とにかく、認知症の人が、自分は周囲から認められているのだ、ここは安心して住めるところだ、と感じられるように日頃から対応することが、一番楽で上手な介護になるのです。

「感情残像の法則」のところでも述べましたように、いったん抱いた感情に関しては残像のように長い間残るので、認知症の人によい感情をもってもらうことが介護のポイントなのです。

表2認知症をよく理解するための8大法則・1原則
第1法則—- 記憶障害に関する法則
・記銘力低下:話した事も見た事も行った事も、直後には忘れてしまうほどのひどい物忘れ。
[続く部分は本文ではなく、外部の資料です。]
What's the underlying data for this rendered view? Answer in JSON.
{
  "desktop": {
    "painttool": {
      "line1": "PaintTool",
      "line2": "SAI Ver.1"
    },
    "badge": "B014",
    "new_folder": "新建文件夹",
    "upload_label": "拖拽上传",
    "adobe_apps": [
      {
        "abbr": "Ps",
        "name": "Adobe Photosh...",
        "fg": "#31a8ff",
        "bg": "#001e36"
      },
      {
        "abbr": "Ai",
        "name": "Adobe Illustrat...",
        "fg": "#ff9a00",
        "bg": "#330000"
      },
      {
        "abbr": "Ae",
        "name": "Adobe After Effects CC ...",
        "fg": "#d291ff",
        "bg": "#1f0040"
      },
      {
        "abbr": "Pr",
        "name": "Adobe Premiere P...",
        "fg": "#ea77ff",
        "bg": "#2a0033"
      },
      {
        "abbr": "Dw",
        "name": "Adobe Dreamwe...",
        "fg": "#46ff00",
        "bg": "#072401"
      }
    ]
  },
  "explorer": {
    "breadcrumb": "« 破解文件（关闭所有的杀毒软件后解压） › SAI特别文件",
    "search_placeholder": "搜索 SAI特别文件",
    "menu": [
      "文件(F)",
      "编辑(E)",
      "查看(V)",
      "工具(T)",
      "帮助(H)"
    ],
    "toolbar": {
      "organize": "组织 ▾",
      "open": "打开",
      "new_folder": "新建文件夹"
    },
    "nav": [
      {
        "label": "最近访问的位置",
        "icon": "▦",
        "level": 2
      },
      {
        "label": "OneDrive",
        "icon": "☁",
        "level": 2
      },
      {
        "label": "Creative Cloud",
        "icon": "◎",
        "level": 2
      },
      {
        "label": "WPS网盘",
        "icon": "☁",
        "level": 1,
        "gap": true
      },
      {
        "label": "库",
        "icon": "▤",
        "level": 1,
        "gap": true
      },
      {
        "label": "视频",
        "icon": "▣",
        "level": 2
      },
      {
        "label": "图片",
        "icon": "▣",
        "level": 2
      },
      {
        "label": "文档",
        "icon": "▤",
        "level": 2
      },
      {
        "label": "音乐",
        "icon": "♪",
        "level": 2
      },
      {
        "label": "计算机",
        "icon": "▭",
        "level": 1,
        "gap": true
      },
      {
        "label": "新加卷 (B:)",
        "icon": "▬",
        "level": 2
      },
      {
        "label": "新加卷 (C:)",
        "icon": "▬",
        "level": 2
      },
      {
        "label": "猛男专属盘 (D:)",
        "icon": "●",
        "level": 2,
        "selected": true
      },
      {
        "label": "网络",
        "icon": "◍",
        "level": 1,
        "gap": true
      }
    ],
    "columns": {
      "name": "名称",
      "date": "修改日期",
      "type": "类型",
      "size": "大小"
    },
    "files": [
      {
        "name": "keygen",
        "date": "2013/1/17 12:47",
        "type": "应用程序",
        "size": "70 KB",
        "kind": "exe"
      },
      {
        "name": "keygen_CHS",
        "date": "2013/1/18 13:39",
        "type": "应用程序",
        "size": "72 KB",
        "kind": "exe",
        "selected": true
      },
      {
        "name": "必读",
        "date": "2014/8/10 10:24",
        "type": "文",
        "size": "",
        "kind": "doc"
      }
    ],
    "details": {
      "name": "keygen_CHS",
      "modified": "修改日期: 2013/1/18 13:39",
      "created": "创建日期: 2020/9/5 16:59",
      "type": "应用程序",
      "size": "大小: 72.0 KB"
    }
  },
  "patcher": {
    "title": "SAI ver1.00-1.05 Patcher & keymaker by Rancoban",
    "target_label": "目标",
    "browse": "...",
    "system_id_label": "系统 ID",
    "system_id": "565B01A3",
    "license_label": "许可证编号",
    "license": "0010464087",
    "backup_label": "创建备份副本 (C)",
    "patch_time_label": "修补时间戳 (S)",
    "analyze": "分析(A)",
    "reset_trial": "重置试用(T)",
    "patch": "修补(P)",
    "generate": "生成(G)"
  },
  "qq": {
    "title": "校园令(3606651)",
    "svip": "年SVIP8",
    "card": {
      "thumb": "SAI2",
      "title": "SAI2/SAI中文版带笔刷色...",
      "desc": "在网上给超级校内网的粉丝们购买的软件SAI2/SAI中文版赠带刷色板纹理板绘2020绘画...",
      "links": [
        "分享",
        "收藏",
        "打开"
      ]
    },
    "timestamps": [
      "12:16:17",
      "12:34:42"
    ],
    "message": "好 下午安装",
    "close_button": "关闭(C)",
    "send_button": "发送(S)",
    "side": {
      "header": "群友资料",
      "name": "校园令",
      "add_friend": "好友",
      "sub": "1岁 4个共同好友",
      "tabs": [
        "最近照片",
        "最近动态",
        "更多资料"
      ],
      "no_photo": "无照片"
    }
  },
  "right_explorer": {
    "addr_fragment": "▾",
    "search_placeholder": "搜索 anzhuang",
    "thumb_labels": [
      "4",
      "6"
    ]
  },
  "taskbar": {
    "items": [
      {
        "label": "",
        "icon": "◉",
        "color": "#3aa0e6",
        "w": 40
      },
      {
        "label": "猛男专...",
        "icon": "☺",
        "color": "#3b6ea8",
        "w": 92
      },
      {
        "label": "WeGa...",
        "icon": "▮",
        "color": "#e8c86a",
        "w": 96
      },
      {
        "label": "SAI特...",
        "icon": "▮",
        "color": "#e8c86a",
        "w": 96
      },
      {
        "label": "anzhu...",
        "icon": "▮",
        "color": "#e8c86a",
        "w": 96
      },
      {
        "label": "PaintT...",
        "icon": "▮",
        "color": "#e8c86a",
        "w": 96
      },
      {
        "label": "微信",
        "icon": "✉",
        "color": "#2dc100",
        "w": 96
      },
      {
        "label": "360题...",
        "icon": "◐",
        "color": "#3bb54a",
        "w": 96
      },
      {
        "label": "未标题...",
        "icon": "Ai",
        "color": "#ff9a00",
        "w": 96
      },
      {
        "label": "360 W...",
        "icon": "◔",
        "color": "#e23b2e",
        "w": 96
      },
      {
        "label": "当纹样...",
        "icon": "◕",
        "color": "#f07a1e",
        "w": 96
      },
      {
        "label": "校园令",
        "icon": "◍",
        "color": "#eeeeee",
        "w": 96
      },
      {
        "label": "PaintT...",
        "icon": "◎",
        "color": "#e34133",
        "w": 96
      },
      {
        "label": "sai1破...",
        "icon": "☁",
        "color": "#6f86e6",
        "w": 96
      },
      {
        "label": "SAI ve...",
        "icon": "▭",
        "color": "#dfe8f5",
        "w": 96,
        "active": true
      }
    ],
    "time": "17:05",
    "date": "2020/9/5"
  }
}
同じ事を繰り返すのは、毎回忘れてしまうため。

・全体記憶の障害:食べたことなど体験したこと全体を忘れてしまう。

・記憶の逆行性喪失: 現在から過去にさかのぼって忘れていくのが特徴。昔の世界に戻っている。

第2法則—- 症状の出現強度に関する法則
より身近なものに対して、認知症の症状がより強く出る。
第3法則—- 自己有利の法則
自分にとって不利なことは認めない。
第4法則—- まだら症状の法則
正常な部分と、認知症の症状として理解すべき部分が混在する。初期から末期まで通して見られる。常識的な人だったらしないような言動をその人がしているため、周囲が混乱しているときには「認知症問題」が発生しているのだから、その原因になった言動は「認知症の症状」であると捉える。
第5法則—- 感情残像の法則
言ったり、聞いたり、行ったことはすぐ忘れる(記銘力低下の特徴)が、感情は残像のように残る。理性の世界から感情の世界へ。

a.ほめる、感謝する b.同情と共感 c.謝る、事実でなくても認める

第6法則—- こだわりの法則
一つのことにいつまでもこだわり続ける。説得や否定は、こだわりを強めるのみ。本人が安心できるように持ってゆくことが大切。

a.そのままにしておく       b.第三者に登場してもらう
c.場面転換をする          d.地域の協力理解を得る
e.一手だけ先手を打つ       f.お年寄りの過去を知る
g.長期間は続かないと割り切る

第7法則—- 症状の了解可能性に関する法則
認知症の知的機能低下の特性からすべての症状が理解・説明できる。
第8法則—- 衰弱の進行に関する法則
認知症の人の老化の速度は非常に速く、認知症でない人の約3倍のスピード。正常高齢者グループの4年後の死亡率が28.4%であるのに、認知症高齢者での4年後の死亡率は83.2%(聖マリアンナ医大長谷川名誉教授の報告)。